If you are looking for buying your spare like a bearing or a motor or even a mundane thing like a fan belt, you would wish you could do that like buying a book by clicking it into the “Cart”.

Clicking an item into the “Cart” looks so simple when you do that through any platform, whether Amazon or Flipcart or Alibaba, but doing the same in any organization for procuring any item isn’t that simple.

It is simply because you are not the sole authority to take a decision and there are compliance issues and delegation of authority and most importantly you need to ensure that the buy delivers value and cost which could be audited as well. You belong to the “user” department and the sole authority of buying rests with the ‘Procurement” department, this is where the puzzle becomes murkier.

A buying decision in large organizations is therefore very complex as it involves multiple stakeholders and even if the item is small you cannot make a distinction in the process of buying just because it is relatively cheap. The “user”, which is the department that needs that stuff and the “procurer” which is the department that is authorized to buy that stuff must work through some “rules” to ensure that certain business requirements are met in a manner that you create a sustainable process which at the end meets compliance standards while also ensuring that the buy delivers value to the business.

This is however very complex when large items get involved and specially when you have multiple locations indenting the requirements and your sourcing becomes global.

The first challenge is not that much about the procurement process itself, it is about compliance and governance and multiple stakeholder involvement. If you are framing the rules of engagement you would be cautious to understand that the simple rule of L1 (which means that the lowest quote should win) does not satisfy all stakeholders. The second more difficult contention would be that creating value can only come when the buying process is aided by a structural plan that clubs items for buying in a manner that gives both buyer and seller a way to a win-win.

So when we go back to the first problem, putting an item into the buying cart, we must have a way to answer two questions:

  1. What compliance standards should be to facilitate this process?
  2. How would you ensure that large number of items could be clubbed to allow the platform to make buyers and sellers to a win-win situation?

If a bearing manufacturer wants to be part of the platform, it must be in a position to catalogue the items in a manner for ease of viewing and review. So cataloguing is the first step to ensure that items of purchase could be made available to the buyer for review.

The Procurement department steps in now to ensure that there are rate contracts done against such catalogued items so that the “user” can simply match an item to the rate contract which is equivalent to putting the item on the cart.

This would be a clear elimination of the Purchase Requisition to Purchase Order process, as with one click the “user” of bearings is putting the Bearing into the cart against the rate contracts already done, so that the “bearing” he has chosen matches his buying criteria.
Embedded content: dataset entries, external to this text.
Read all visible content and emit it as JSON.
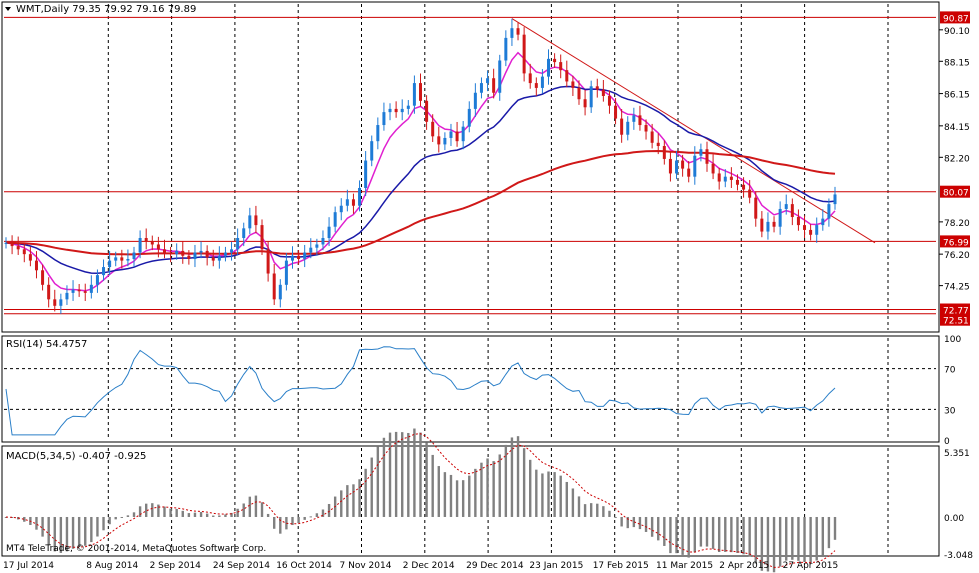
{
  "main": {
    "header": "WMT,Daily  79.35 79.92 79.16 79.89",
    "y_ticks": [
      "90.10",
      "88.15",
      "86.15",
      "84.15",
      "82.20",
      "78.20",
      "76.20",
      "74.25"
    ],
    "level_badges": [
      {
        "label": "90.87",
        "value": 90.87,
        "color": "#cc0000"
      },
      {
        "label": "80.07",
        "value": 80.07,
        "color": "#cc0000"
      },
      {
        "label": "76.99",
        "value": 76.99,
        "color": "#cc0000"
      },
      {
        "label": "72.77",
        "value": 72.77,
        "color": "#cc0000"
      },
      {
        "label": "72.51",
        "value": 72.51,
        "color": "#cc0000"
      }
    ]
  },
  "rsi": {
    "header": "RSI(14) 54.4757",
    "ticks": [
      "100",
      "70",
      "30",
      "0"
    ]
  },
  "macd": {
    "header": "MACD(5,34,5) -0.407 -0.925",
    "ticks": [
      "5.351",
      "0.00",
      "-3.048"
    ]
  },
  "watermark": "MT4 TeleTrade, © 2001-2014, MetaQuotes Software Corp.",
  "x_labels": [
    "17 Jul 2014",
    "8 Aug 2014",
    "2 Sep 2014",
    "24 Sep 2014",
    "16 Oct 2014",
    "7 Nov 2014",
    "2 Dec 2014",
    "29 Dec 2014",
    "23 Jan 2015",
    "17 Feb 2015",
    "11 Mar 2015",
    "2 Apr 2015",
    "27 Apr 2015"
  ],
  "colors": {
    "bull": "#1e7bd6",
    "bear": "#d01818",
    "ma_fast": "#e020d0",
    "ma_mid": "#1a1aa8",
    "ma_slow": "#d01818",
    "level": "#cc0000",
    "rsi": "#2a7fc8",
    "macd_bar": "#808080",
    "macd_sig": "#cc0000"
  },
  "chart_data": {
    "type": "candlestick",
    "symbol": "WMT",
    "timeframe": "Daily",
    "last_ohlc": {
      "open": 79.35,
      "high": 79.92,
      "low": 79.16,
      "close": 79.89
    },
    "ylim": [
      71.5,
      91.7
    ],
    "levels": [
      90.87,
      80.07,
      76.99,
      72.77,
      72.51
    ],
    "close_series": [
      76.9,
      76.7,
      76.5,
      76.2,
      75.8,
      75.2,
      74.3,
      73.4,
      73.0,
      73.4,
      73.8,
      74.0,
      73.9,
      73.8,
      74.3,
      74.9,
      75.4,
      75.8,
      76.0,
      75.8,
      75.9,
      76.3,
      77.2,
      77.0,
      76.8,
      76.5,
      76.3,
      76.2,
      76.4,
      76.1,
      75.9,
      76.3,
      76.4,
      76.0,
      75.8,
      76.1,
      76.3,
      76.5,
      77.2,
      77.8,
      78.6,
      78.0,
      76.5,
      75.0,
      73.4,
      74.3,
      75.8,
      76.1,
      75.9,
      76.3,
      76.6,
      76.8,
      77.2,
      77.9,
      78.8,
      79.2,
      79.6,
      79.2,
      80.3,
      82.0,
      83.2,
      84.2,
      85.0,
      85.2,
      85.0,
      85.2,
      85.4,
      86.8,
      85.7,
      84.4,
      83.5,
      83.0,
      83.4,
      83.8,
      83.2,
      84.1,
      85.2,
      86.2,
      86.8,
      87.1,
      86.2,
      88.2,
      89.6,
      90.2,
      89.8,
      87.4,
      86.8,
      86.5,
      87.2,
      88.3,
      88.1,
      87.6,
      86.9,
      86.5,
      85.8,
      85.3,
      86.6,
      86.4,
      86.0,
      85.4,
      84.6,
      83.6,
      84.4,
      84.8,
      84.2,
      83.8,
      83.1,
      82.9,
      82.1,
      81.2,
      82.0,
      81.5,
      81.0,
      82.3,
      82.7,
      81.8,
      81.2,
      80.7,
      81.0,
      80.8,
      80.5,
      80.2,
      79.7,
      78.4,
      77.6,
      78.2,
      77.9,
      79.0,
      79.3,
      78.5,
      78.0,
      77.7,
      77.4,
      78.0,
      78.4,
      79.3,
      79.9
    ],
    "moving_averages": [
      {
        "name": "fast",
        "color": "#e020d0"
      },
      {
        "name": "mid",
        "color": "#1a1aa8"
      },
      {
        "name": "slow",
        "color": "#d01818"
      }
    ],
    "trendline": {
      "from_close_index": 83,
      "from_value": 90.8,
      "to_value": 76.9
    },
    "rsi": {
      "period": 14,
      "value": 54.4757,
      "levels": [
        70,
        30
      ],
      "range": [
        0,
        100
      ]
    },
    "macd": {
      "params": [
        5,
        34,
        5
      ],
      "value": -0.407,
      "signal": -0.925,
      "range": [
        -3.048,
        5.351
      ]
    }
  }
}
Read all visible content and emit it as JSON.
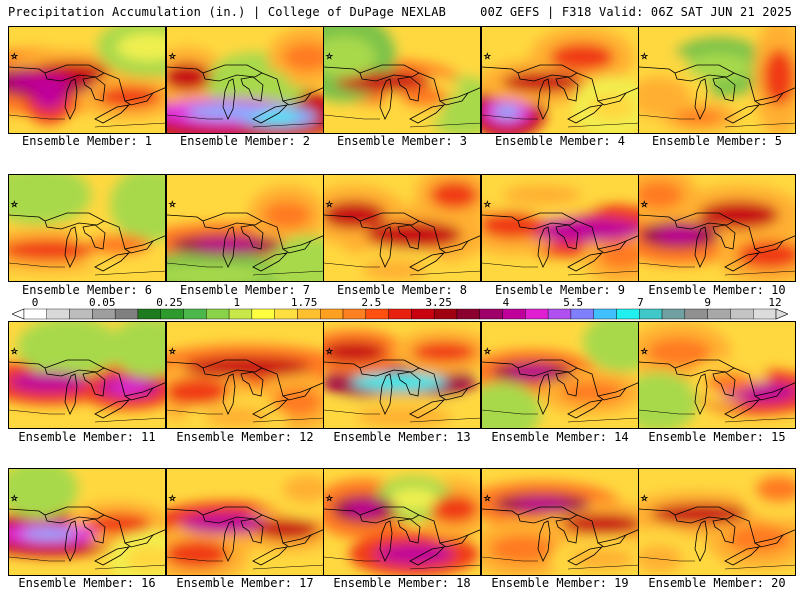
{
  "header": {
    "left": "Precipitation Accumulation (in.) | College of DuPage NEXLAB",
    "right": "00Z GEFS | F318 Valid: 06Z SAT JUN 21 2025"
  },
  "member_label_prefix": "Ensemble Member: ",
  "members": [
    {
      "id": "1",
      "blobs": [
        [
          30,
          55,
          70,
          22,
          5
        ],
        [
          60,
          45,
          50,
          15,
          4
        ],
        [
          120,
          70,
          40,
          15,
          3.5
        ],
        [
          40,
          70,
          20,
          18,
          5.5
        ],
        [
          140,
          20,
          40,
          20,
          1
        ]
      ]
    },
    {
      "id": "2",
      "blobs": [
        [
          60,
          85,
          90,
          20,
          7
        ],
        [
          110,
          90,
          50,
          15,
          8
        ],
        [
          20,
          50,
          30,
          20,
          4
        ],
        [
          90,
          55,
          40,
          20,
          0.5
        ],
        [
          140,
          30,
          30,
          20,
          3
        ]
      ]
    },
    {
      "id": "3",
      "blobs": [
        [
          60,
          55,
          60,
          15,
          4.5
        ],
        [
          20,
          30,
          40,
          30,
          0.3
        ],
        [
          140,
          80,
          30,
          20,
          0.6
        ],
        [
          100,
          70,
          30,
          15,
          2.5
        ]
      ]
    },
    {
      "id": "4",
      "blobs": [
        [
          25,
          85,
          30,
          18,
          7
        ],
        [
          60,
          55,
          50,
          15,
          4
        ],
        [
          100,
          30,
          40,
          20,
          3.5
        ],
        [
          130,
          80,
          30,
          20,
          1.5
        ]
      ]
    },
    {
      "id": "5",
      "blobs": [
        [
          80,
          40,
          40,
          20,
          0.3
        ],
        [
          140,
          50,
          20,
          40,
          3.5
        ],
        [
          20,
          70,
          40,
          30,
          2
        ],
        [
          60,
          90,
          30,
          10,
          3
        ]
      ]
    },
    {
      "id": "6",
      "blobs": [
        [
          40,
          75,
          60,
          15,
          3.5
        ],
        [
          110,
          70,
          40,
          15,
          2.5
        ],
        [
          30,
          20,
          40,
          20,
          0.5
        ],
        [
          140,
          30,
          30,
          25,
          0.6
        ]
      ]
    },
    {
      "id": "7",
      "blobs": [
        [
          60,
          70,
          70,
          15,
          5
        ],
        [
          120,
          40,
          30,
          20,
          3
        ],
        [
          40,
          100,
          80,
          15,
          0.3
        ],
        [
          140,
          90,
          30,
          20,
          0.6
        ]
      ]
    },
    {
      "id": "8",
      "blobs": [
        [
          30,
          40,
          40,
          20,
          4
        ],
        [
          90,
          60,
          60,
          20,
          4
        ],
        [
          130,
          20,
          30,
          20,
          3.5
        ],
        [
          70,
          95,
          40,
          15,
          2
        ]
      ]
    },
    {
      "id": "9",
      "blobs": [
        [
          100,
          55,
          80,
          18,
          5.5
        ],
        [
          30,
          50,
          40,
          20,
          3.5
        ],
        [
          60,
          20,
          50,
          15,
          2
        ],
        [
          140,
          80,
          30,
          20,
          3
        ]
      ]
    },
    {
      "id": "10",
      "blobs": [
        [
          40,
          60,
          50,
          20,
          5
        ],
        [
          100,
          40,
          50,
          20,
          4
        ],
        [
          130,
          80,
          40,
          20,
          3.5
        ],
        [
          20,
          20,
          30,
          20,
          3
        ]
      ]
    },
    {
      "id": "11",
      "blobs": [
        [
          40,
          60,
          50,
          15,
          5.5
        ],
        [
          120,
          65,
          40,
          15,
          6
        ],
        [
          60,
          25,
          40,
          20,
          0.6
        ],
        [
          140,
          25,
          30,
          20,
          0.5
        ]
      ]
    },
    {
      "id": "12",
      "blobs": [
        [
          80,
          45,
          80,
          15,
          4.5
        ],
        [
          30,
          70,
          40,
          20,
          3.5
        ],
        [
          130,
          80,
          30,
          20,
          3
        ],
        [
          70,
          95,
          40,
          15,
          2
        ]
      ]
    },
    {
      "id": "13",
      "blobs": [
        [
          75,
          60,
          60,
          12,
          9
        ],
        [
          30,
          30,
          40,
          15,
          4.5
        ],
        [
          120,
          30,
          40,
          15,
          3.5
        ],
        [
          80,
          95,
          60,
          15,
          2
        ]
      ]
    },
    {
      "id": "14",
      "blobs": [
        [
          50,
          50,
          50,
          15,
          5
        ],
        [
          110,
          70,
          40,
          15,
          3
        ],
        [
          140,
          20,
          30,
          20,
          0.5
        ],
        [
          20,
          90,
          30,
          20,
          0.6
        ]
      ]
    },
    {
      "id": "15",
      "blobs": [
        [
          120,
          70,
          50,
          15,
          5.5
        ],
        [
          40,
          30,
          40,
          20,
          3
        ],
        [
          20,
          80,
          30,
          20,
          0.5
        ],
        [
          90,
          60,
          30,
          15,
          2.5
        ]
      ]
    },
    {
      "id": "16",
      "blobs": [
        [
          40,
          65,
          60,
          15,
          7
        ],
        [
          110,
          55,
          40,
          15,
          3.5
        ],
        [
          30,
          20,
          30,
          20,
          0.5
        ],
        [
          140,
          90,
          30,
          20,
          1.5
        ]
      ]
    },
    {
      "id": "17",
      "blobs": [
        [
          60,
          55,
          60,
          15,
          5.5
        ],
        [
          120,
          60,
          40,
          15,
          4
        ],
        [
          30,
          85,
          40,
          20,
          3.5
        ],
        [
          140,
          20,
          30,
          20,
          2
        ]
      ]
    },
    {
      "id": "18",
      "blobs": [
        [
          40,
          40,
          40,
          20,
          5
        ],
        [
          90,
          85,
          50,
          15,
          5.5
        ],
        [
          130,
          40,
          30,
          20,
          3.5
        ],
        [
          90,
          30,
          30,
          15,
          1
        ]
      ]
    },
    {
      "id": "19",
      "blobs": [
        [
          60,
          35,
          60,
          15,
          5
        ],
        [
          120,
          55,
          50,
          15,
          4
        ],
        [
          40,
          80,
          40,
          20,
          3
        ],
        [
          120,
          90,
          40,
          15,
          2
        ]
      ]
    },
    {
      "id": "20",
      "blobs": [
        [
          60,
          45,
          60,
          15,
          4
        ],
        [
          120,
          70,
          40,
          20,
          3
        ],
        [
          20,
          90,
          30,
          20,
          2
        ],
        [
          140,
          20,
          30,
          20,
          2.5
        ]
      ]
    }
  ],
  "colorbar": {
    "ticks": [
      "0",
      "0.05",
      "0.25",
      "1",
      "1.75",
      "2.5",
      "3.25",
      "4",
      "5.5",
      "7",
      "9",
      "12"
    ],
    "colors": [
      "#ffffff",
      "#d9d9d9",
      "#bdbdbd",
      "#9e9e9e",
      "#7f7f7f",
      "#1e7a1e",
      "#2e9a2e",
      "#4cb84c",
      "#8ad24a",
      "#c8e84a",
      "#ffff40",
      "#ffe040",
      "#ffc030",
      "#ffa020",
      "#ff8020",
      "#ff5010",
      "#e82010",
      "#c80010",
      "#a00010",
      "#8c0030",
      "#a0006a",
      "#c0009a",
      "#e020d0",
      "#b050f0",
      "#8080ff",
      "#40c0ff",
      "#20f0f0",
      "#40c8c8",
      "#70a0a0",
      "#909090",
      "#a8a8a8",
      "#c4c4c4",
      "#dcdcdc"
    ]
  }
}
This kind of E-commerce would need massive collaboration in the first place between Procurement and “user” departments on one hand and between Suppliers and Procurement department on the other.

Without the supplier collaboration none of the items could be catalogued in the first place and without “user” collaboration it is never possible to connect such vast number of items into standardized simple distinguishable units, which would include service items as well.

Once the cataloguing is done, which is however an arduous task, the next step would be to create a process of approval that would allow “users” to make a buy meet the compliance standards set by the organization.

Compliance is the most difficult part as in this suppliers are collaborating on the platform for putting up their items for purchase with a visibility on price and other terms of the contract and the buyer is making a decision to buy based on all available information without going through the normal channels of “Purchasing” where multiple levels are involved to push a purchase requisition for conversion into a purchase order.

The established process of RFQs invariably involves multiple engagements between the buyer and seller and if the items are varied and large in number it would mean thousands of touch points. Apart from the delay, it would mean multiple decision possibilities. While this could have the positive impact of choosing the right fit between cost and value within a band, it could be time consuming to arrive at this decision.

Thus the approval process for internet commerce needs a far bigger scrutiny and it is here that large organizations struggle to find a solution that gives authority not at the cost of losing on compliance standards.

The next very big challenge is how the receipt of material would happen as the logistics piece also needs to be automated. As in the case of buying a book it may look simple as the platform calculates through an algorithm what the shipping charges would be to the destination; it can do so only when the ownership of logistics is clearly defined. But for internet commerce with MRO items, this part is the most difficult part.

You can have brilliant catalogues of spares but how would you connect logistics of delivery and its cost when you would be putting the item on the cart?

This would again need very involved collaboration of buyers and sellers in the platform, so that solutions in the logistics area could be obtained easily. With large numbers of buyers and sellers getting to the platform productivity of this process would automatically improve.

The last piece is making the payment possible and this is not that complex if the invoicing part is taken care of.

In sum, buying a spare using the e-commerce tools would have to start with compliance and engagement of the users and sellers with the procurement fraternity to start with.